À quoi sert la science?

Dossier : À quoi sert la science ?Magazine N°696 Juin/Juillet 2014
Par Philippe LAZAR (56)

Nous vivons aujourd’hui dans une société de la connaissance. Sans prétendre que la science – le mot étant pris ici dans son sens le plus global, celui qui renvoie à la rationalité en tant qu’outil fondamental de compréhension et de transformation du monde – en soit le seul vecteur, nous savons qu’elle joue un rôle essentiel, nous savons que nombre de nos concitoyens en sont intimement convaincus, mais nous savons aussi que les bases de cette conviction sont souvent fragiles. « La science » peut ainsi être source d’une confiance démesurée et de craintes injustifiées : tout à la fois, elle fascine et elle fait peur.

Il est de la responsabilité des « acteurs de la science », quelle que soit la façon dont ils interviennent à son sujet, de clarifier, autant que faire se peut, ce qu’elle est réellement, de montrer que sa progression au cours du temps n’est en rien un long fleuve tranquille, que les informations qu’elle est susceptible d’apporter ne sont en soi ni « bonnes » ni « mauvaises » mais que c’est la façon de les utiliser qui renvoie – et souvent de façon plus complexe qu’on ne le croit de premier abord – aux notions essentielles de bien et de mal.

Les polytechniciens partagent cette responsabilité, que leur rappelle au demeurant leur devise : « Pour la Patrie, les Sciences et la Gloire ». Quelque peu datée, cette devise peut conserver une bonne part de son sens si l’on actualise son contenu.
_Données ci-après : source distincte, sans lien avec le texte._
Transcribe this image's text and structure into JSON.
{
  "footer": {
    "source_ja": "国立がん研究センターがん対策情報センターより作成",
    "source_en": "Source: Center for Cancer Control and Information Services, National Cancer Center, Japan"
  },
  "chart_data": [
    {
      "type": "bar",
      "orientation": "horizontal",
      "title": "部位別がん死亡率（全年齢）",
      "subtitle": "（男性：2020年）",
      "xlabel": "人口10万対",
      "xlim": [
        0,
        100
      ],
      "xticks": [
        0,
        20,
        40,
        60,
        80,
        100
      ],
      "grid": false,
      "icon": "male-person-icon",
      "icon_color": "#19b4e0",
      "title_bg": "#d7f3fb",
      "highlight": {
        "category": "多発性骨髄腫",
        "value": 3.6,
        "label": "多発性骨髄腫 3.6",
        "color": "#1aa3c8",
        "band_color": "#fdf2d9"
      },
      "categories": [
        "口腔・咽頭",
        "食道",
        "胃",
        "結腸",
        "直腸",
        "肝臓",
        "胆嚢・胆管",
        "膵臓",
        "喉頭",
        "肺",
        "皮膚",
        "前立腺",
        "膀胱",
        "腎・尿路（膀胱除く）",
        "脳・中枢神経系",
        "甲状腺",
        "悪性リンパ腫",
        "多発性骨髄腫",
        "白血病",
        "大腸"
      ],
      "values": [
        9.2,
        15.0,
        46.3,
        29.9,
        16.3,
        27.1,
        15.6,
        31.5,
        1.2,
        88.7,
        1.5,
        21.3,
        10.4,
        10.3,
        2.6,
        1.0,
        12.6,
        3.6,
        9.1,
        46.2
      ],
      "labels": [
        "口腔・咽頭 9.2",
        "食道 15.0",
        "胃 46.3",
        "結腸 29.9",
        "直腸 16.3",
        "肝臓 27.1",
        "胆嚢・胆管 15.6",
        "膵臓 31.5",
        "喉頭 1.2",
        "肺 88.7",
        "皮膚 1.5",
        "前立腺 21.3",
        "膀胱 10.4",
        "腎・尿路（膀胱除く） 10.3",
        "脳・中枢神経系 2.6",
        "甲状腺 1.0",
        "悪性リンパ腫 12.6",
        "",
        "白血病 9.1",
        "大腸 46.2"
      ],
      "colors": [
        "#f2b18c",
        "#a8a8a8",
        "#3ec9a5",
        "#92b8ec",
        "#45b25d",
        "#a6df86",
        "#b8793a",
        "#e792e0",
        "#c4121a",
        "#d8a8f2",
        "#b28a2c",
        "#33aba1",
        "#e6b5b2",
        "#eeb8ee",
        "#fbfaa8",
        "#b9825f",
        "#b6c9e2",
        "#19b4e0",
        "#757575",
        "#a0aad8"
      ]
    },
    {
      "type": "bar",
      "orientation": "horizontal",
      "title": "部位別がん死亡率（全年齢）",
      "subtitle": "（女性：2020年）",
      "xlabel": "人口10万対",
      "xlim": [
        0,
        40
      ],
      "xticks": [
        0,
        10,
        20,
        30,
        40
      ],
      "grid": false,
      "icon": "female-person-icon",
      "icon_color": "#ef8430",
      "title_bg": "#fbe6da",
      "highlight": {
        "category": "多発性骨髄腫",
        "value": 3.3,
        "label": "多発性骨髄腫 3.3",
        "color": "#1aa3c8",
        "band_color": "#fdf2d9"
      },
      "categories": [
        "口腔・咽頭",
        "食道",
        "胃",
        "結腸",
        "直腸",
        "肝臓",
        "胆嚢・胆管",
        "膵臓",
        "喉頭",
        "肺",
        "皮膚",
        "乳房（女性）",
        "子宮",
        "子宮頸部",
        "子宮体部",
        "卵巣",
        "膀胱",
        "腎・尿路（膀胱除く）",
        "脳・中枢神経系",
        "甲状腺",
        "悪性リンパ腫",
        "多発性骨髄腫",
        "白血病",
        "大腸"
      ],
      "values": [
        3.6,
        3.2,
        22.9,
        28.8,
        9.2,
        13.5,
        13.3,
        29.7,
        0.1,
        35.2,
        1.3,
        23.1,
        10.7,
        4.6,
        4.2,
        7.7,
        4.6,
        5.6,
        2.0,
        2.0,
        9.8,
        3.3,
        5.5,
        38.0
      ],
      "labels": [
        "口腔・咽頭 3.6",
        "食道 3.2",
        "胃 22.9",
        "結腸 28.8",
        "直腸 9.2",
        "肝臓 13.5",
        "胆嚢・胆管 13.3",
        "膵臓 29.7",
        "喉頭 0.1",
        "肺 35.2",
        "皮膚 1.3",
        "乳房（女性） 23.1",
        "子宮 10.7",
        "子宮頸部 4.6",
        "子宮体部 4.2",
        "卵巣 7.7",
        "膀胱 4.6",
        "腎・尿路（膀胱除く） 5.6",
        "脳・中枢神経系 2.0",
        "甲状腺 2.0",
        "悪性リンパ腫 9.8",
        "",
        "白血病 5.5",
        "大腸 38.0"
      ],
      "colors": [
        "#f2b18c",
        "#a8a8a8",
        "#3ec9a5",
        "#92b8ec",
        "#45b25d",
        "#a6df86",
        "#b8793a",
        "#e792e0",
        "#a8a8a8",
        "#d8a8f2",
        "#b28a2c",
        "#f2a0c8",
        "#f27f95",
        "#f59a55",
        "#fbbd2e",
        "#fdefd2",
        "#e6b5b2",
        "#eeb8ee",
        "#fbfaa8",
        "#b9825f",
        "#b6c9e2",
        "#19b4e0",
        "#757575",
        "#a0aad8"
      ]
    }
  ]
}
C’est son mot central, « Sciences », qui fait l’objet principal du présent dossier. Mais les deux autres ne sauraient être oubliés.

La Patrie, parce que, si la science est universelle, la façon d’utiliser ou de contrôler ses retombées opératoires est bien par essence objet de préoccupations nationales (et aujourd’hui, pour nous, également européennes : « La France, notre patrie, l’Europe, notre avenir »).

La Gloire, parce qu’il est quand même désolant que celle de nos footballers écrase, aux yeux d’une bonne partie du public, celle de nos savants, prix Nobel, médailles Fields, médailles d’Or des institutions de recherche ou autres bénéficiaires de hautes distinctions.